The next couple of hours were spent passing and being passed by Outrageous as we sailed close hauled up the coast to the finish line off Falmouth. In the end after over 1300 miles of sailing Dragon was beaten over the line by Outrageous by just one boat’s length, totally surreal! Actually things were a little more complicated: as we were in a different class we had set off 10 minutes later than Outrageous but their corrected time is less than ours due to their handicap being “slower” than ours. Very exciting finish all the same though! We finished at 5:45 on the morning of the 2nd June, after a quick check with the welcoming rib as to which buoy the finish line was from exactly as neither us nor Outrageous were too sure…
Results can be found at azab.co.uk/results-2 and as always comments/questions are welcome.
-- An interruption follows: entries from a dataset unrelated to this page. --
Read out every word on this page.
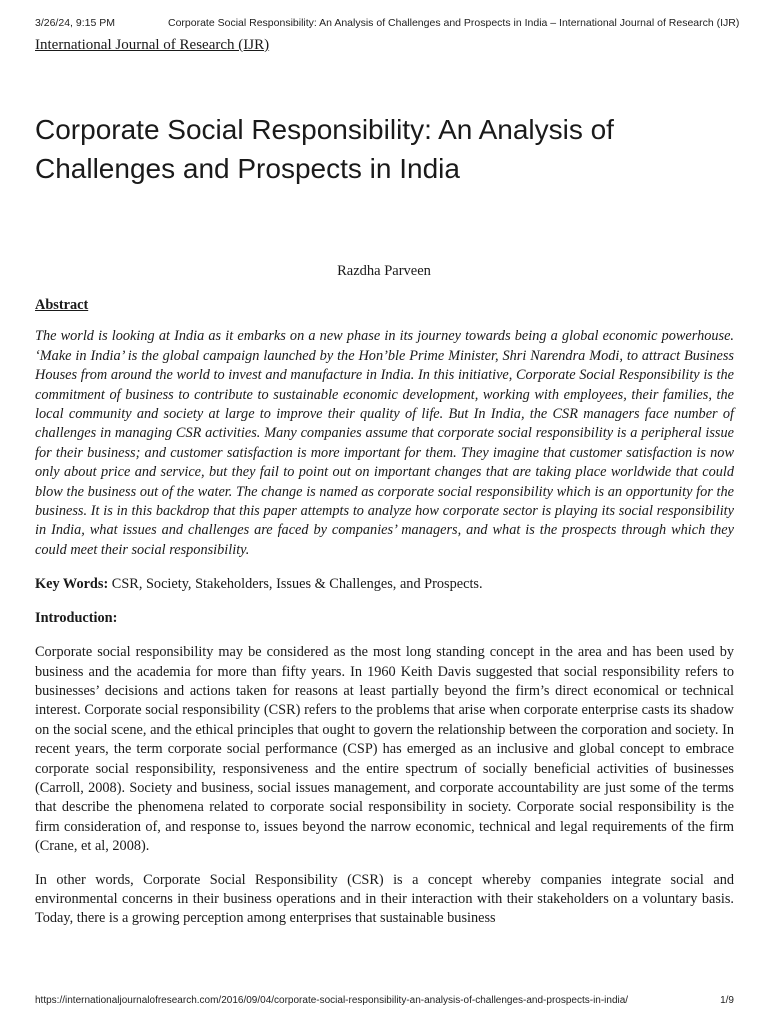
3/26/24, 9:15 PM	Corporate Social Responsibility: An Analysis of Challenges and Prospects in India – International Journal of Research (IJR)
International Journal of Research (IJR)
Corporate Social Responsibility: An Analysis of Challenges and Prospects in India
Razdha Parveen

Abstract

The world is looking at India as it embarks on a new phase in its journey towards being a global economic powerhouse. ‘Make in India’ is the global campaign launched by the Hon’ble Prime Minister, Shri Narendra Modi, to attract Business Houses from around the world to invest and manufacture in India. In this initiative, Corporate Social Responsibility is the commitment of business to contribute to sustainable economic development, working with employees, their families, the local community and society at large to improve their quality of life. But In India, the CSR managers face number of challenges in managing CSR activities. Many companies assume that corporate social responsibility is a peripheral issue for their business; and customer satisfaction is more important for them. They imagine that customer satisfaction is now only about price and service, but they fail to point out on important changes that are taking place worldwide that could blow the business out of the water. The change is named as corporate social responsibility which is an opportunity for the business. It is in this backdrop that this paper attempts to analyze how corporate sector is playing its social responsibility in India, what issues and challenges are faced by companies’ managers, and what is the prospects through which they could meet their social responsibility.

Key Words: CSR, Society, Stakeholders, Issues & Challenges, and Prospects.

Introduction:

Corporate social responsibility may be considered as the most long standing concept in the area and has been used by business and the academia for more than fifty years. In 1960 Keith Davis suggested that social responsibility refers to businesses’ decisions and actions taken for reasons at least partially beyond the firm’s direct economical or technical interest. Corporate social responsibility (CSR) refers to the problems that arise when corporate enterprise casts its shadow on the social scene, and the ethical principles that ought to govern the relationship between the corporation and society. In recent years, the term corporate social performance (CSP) has emerged as an inclusive and global concept to embrace corporate social responsibility, responsiveness and the entire spectrum of socially beneficial activities of businesses (Carroll, 2008). Society and business, social issues management, and corporate accountability are just some of the terms that describe the phenomena related to corporate social responsibility in society. Corporate social responsibility is the firm consideration of, and response to, issues beyond the narrow economic, technical and legal requirements of the firm (Crane, et al, 2008).

In other words, Corporate Social Responsibility (CSR) is a concept whereby companies integrate social and environmental concerns in their business operations and in their interaction with their stakeholders on a voluntary basis. Today, there is a growing perception among enterprises that sustainable business

https://internationaljournalofresearch.com/2016/09/04/corporate-social-responsibility-an-analysis-of-challenges-and-prospects-in-india/	1/9
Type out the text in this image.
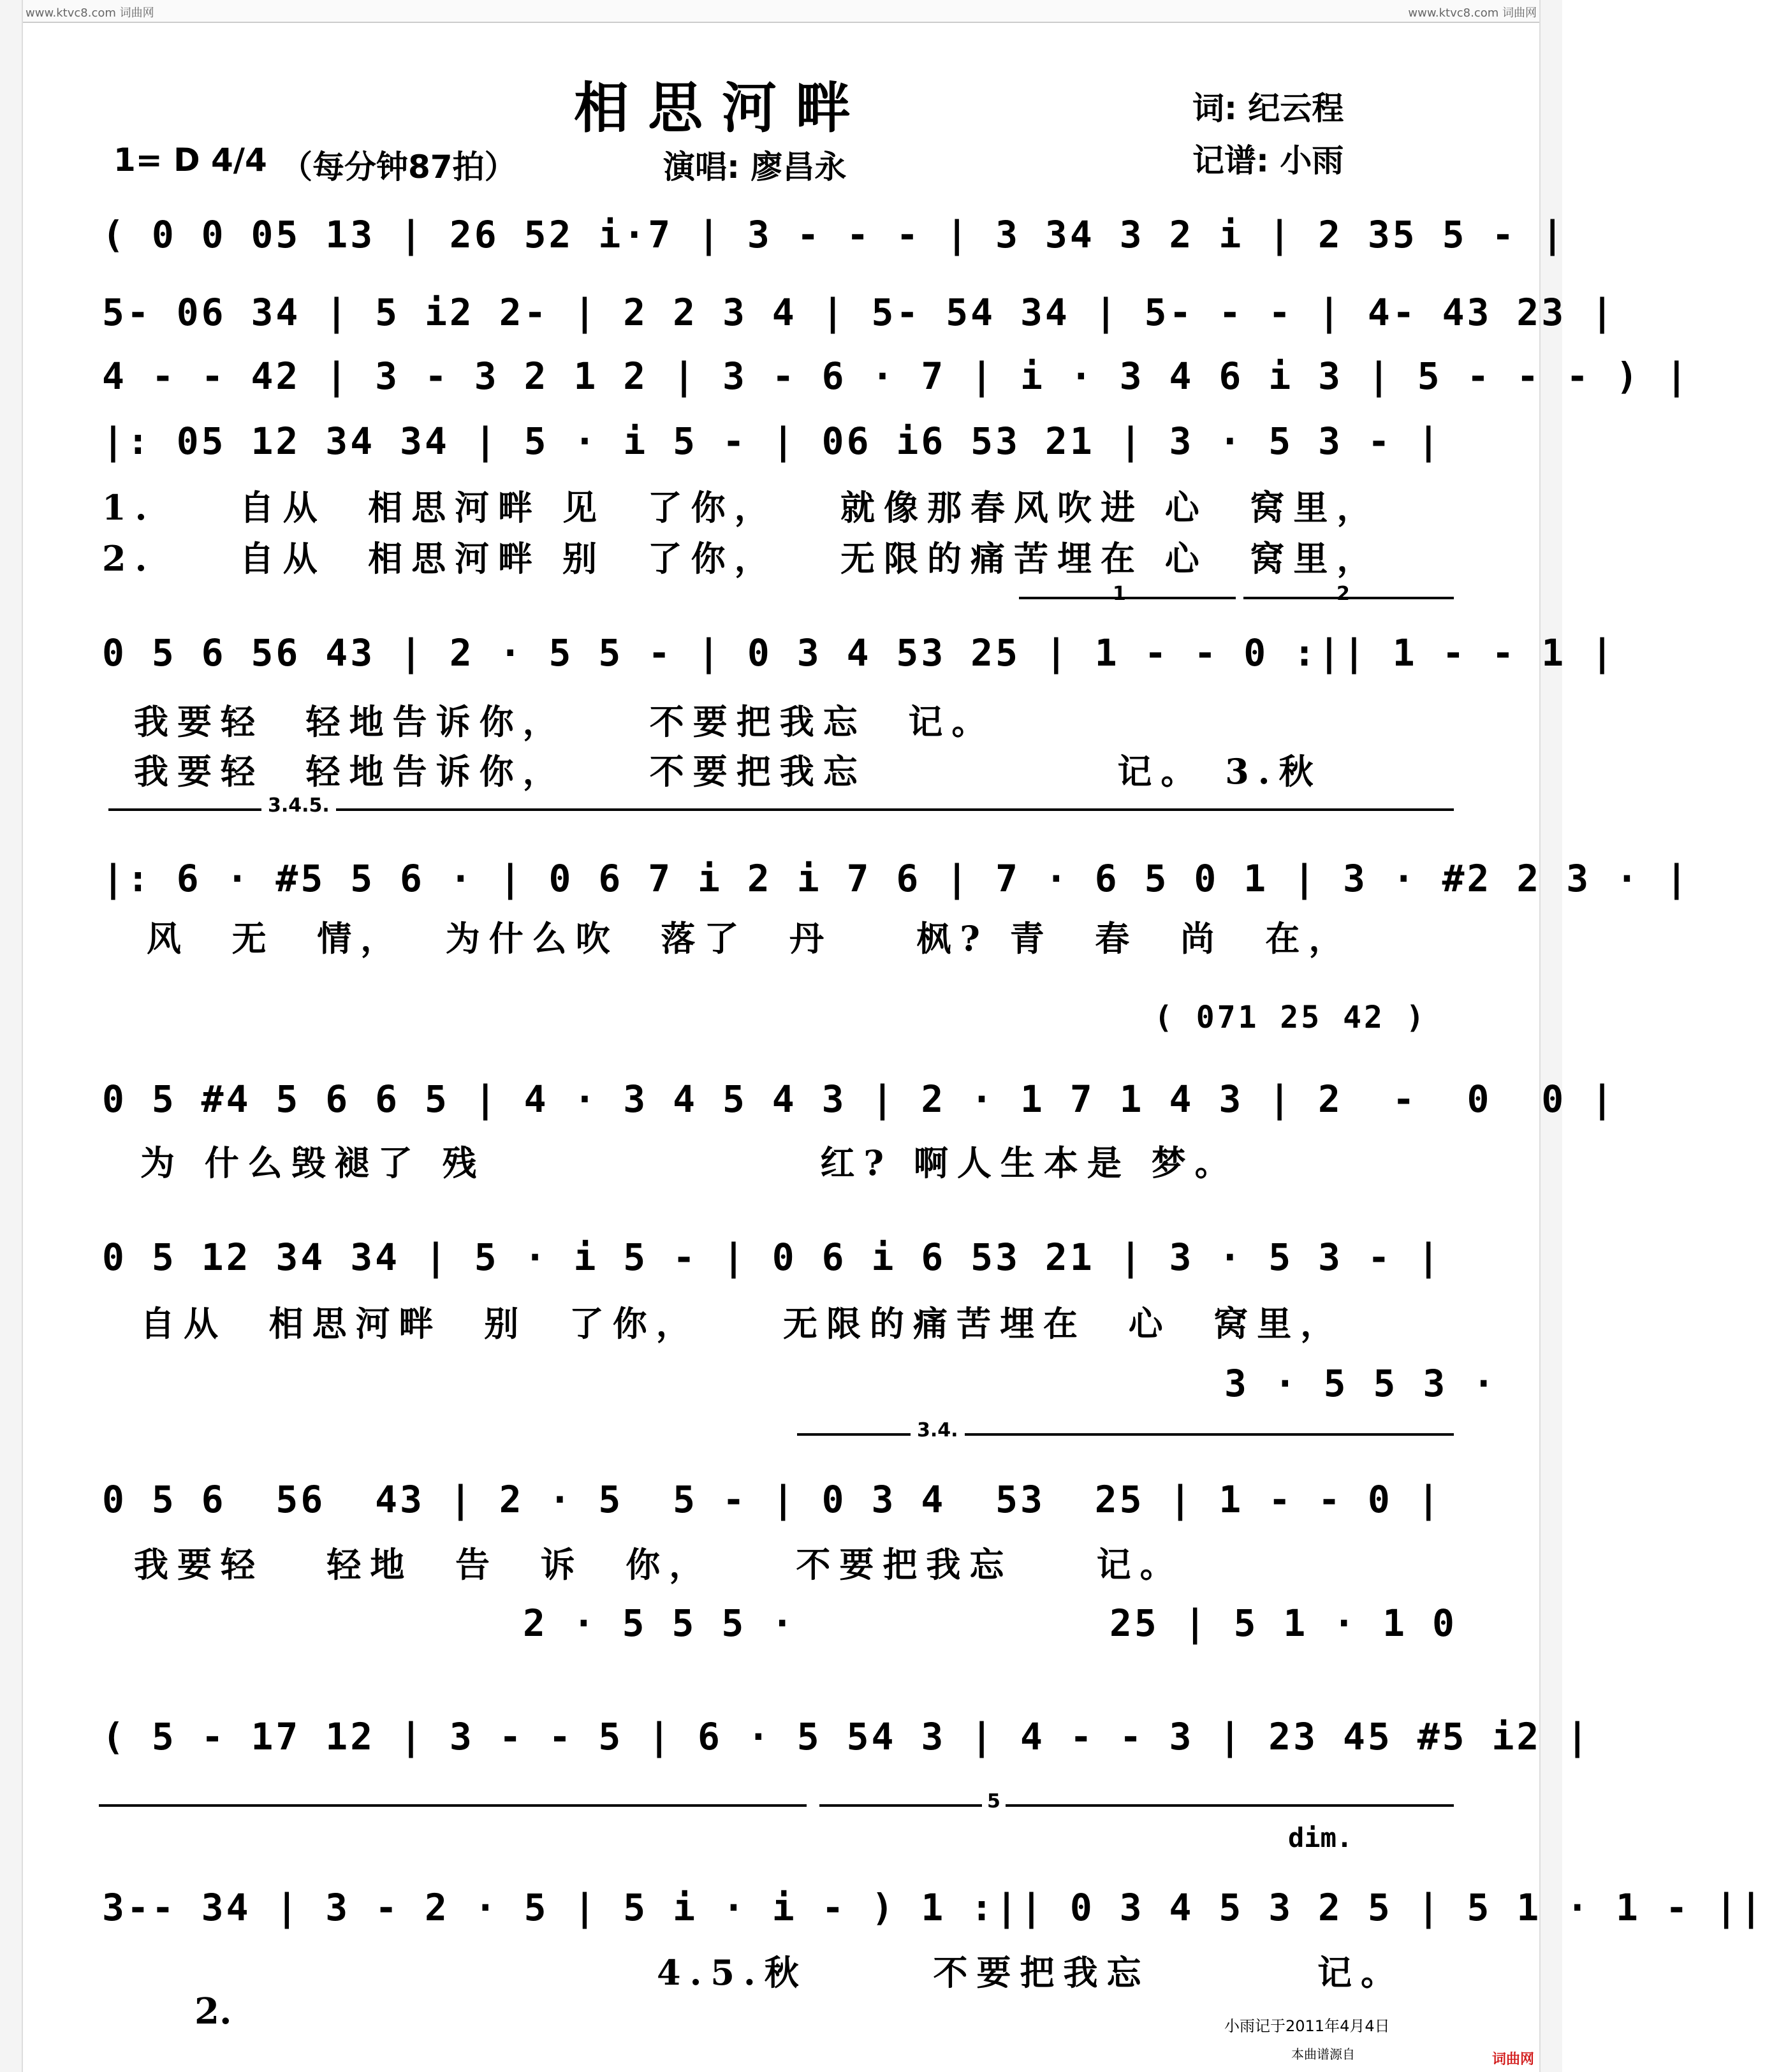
www.ktvc8.com 词曲网	www.ktvc8.com 词曲网
相思河畔	词: 纪云程
记谱: 小雨
1= D 4/4 （每分钟87拍）	演唱: 廖昌永
( 0 0 05 13 | 26 52 i·7 | 3 - - - | 3 34 3 2 i | 2 35 5 - |
5- 06 34 | 5 i2 2- | 2 2 3 4 | 5- 54 34 | 5- - - | 4- 43 23 |
4 - - 42 | 3 - 3 2 1 2 | 3 - 6 · 7 | i · 3 4 6 i 3 | 5 - - - ) |
|: 05 12 34 34 | 5 · i 5 - | 06 i6 53 21 | 3 · 5 3 - |
1.    自从  相思河畔 见  了你，   就像那春风吹进 心  窝里，
2.    自从  相思河畔 别  了你，   无限的痛苦埋在 心  窝里，
1	2
0 5 6 56 43 | 2 · 5 5 - | 0 3 4 53 25 | 1 - - 0 :|| 1 - - 1 |
我要轻  轻地告诉你，    不要把我忘  记。
我要轻  轻地告诉你，    不要把我忘            记。 3.秋
3.4.5.
|: 6 · #5 5 6 · | 0 6 7 i 2 i 7 6 | 7 · 6 5 0 1 | 3 · #2 2 3 · |
风  无  情，  为什么吹  落了  丹    枫? 青  春  尚  在，
( 071 25 42 )
0 5 #4 5 6 6 5 | 4 · 3 4 5 4 3 | 2 · 1 7 1 4 3 | 2  -  0  0 |
为 什么毁褪了 残                红? 啊人生本是 梦。
0 5 12 34 34 | 5 · i 5 - | 0 6 i 6 53 21 | 3 · 5 3 - |
自从  相思河畔  别  了你，    无限的痛苦埋在  心  窝里，
3 · 5 5 3 ·
3.4.
0 5 6  56  43 | 2 · 5  5 - | 0 3 4  53  25 | 1 - - 0 |
我要轻   轻地  告  诉  你，    不要把我忘    记。
2 · 5 5 5 ·	25 | 5 1 · 1 0
( 5 - 17 12 | 3 - - 5 | 6 · 5 54 3 | 4 - - 3 | 23 45 #5 i2 |
5
dim.
3-- 34 | 3 - 2 · 5 | 5 i · i - ) 1 :|| 0 3 4 5 3 2 5 | 5 1 · 1 - ||
4.5.秋      不要把我忘        记。
2.	小雨记于2011年4月4日
本曲谱源自	词曲网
We’ve just spent a few days in Falmouth getting a few bits sorted and relaxing and are heading off for Rhu, possibly via the Isle of Man, this evening to pick up Fergus (my brother) and Jamie (Martyn’s son) to sail the last leg up to Arrdvourlie on Loch Seaforth, the Isle of Harris in time for Hebcelt. I’ll also upload a load of pictures but unfortunately I can’t add any more at the moment and my camera has broken so I am using an action camera that I can’t get to download the pictures to the computer. Watch this space for an update on the rest of the trip and some pictures at a later date!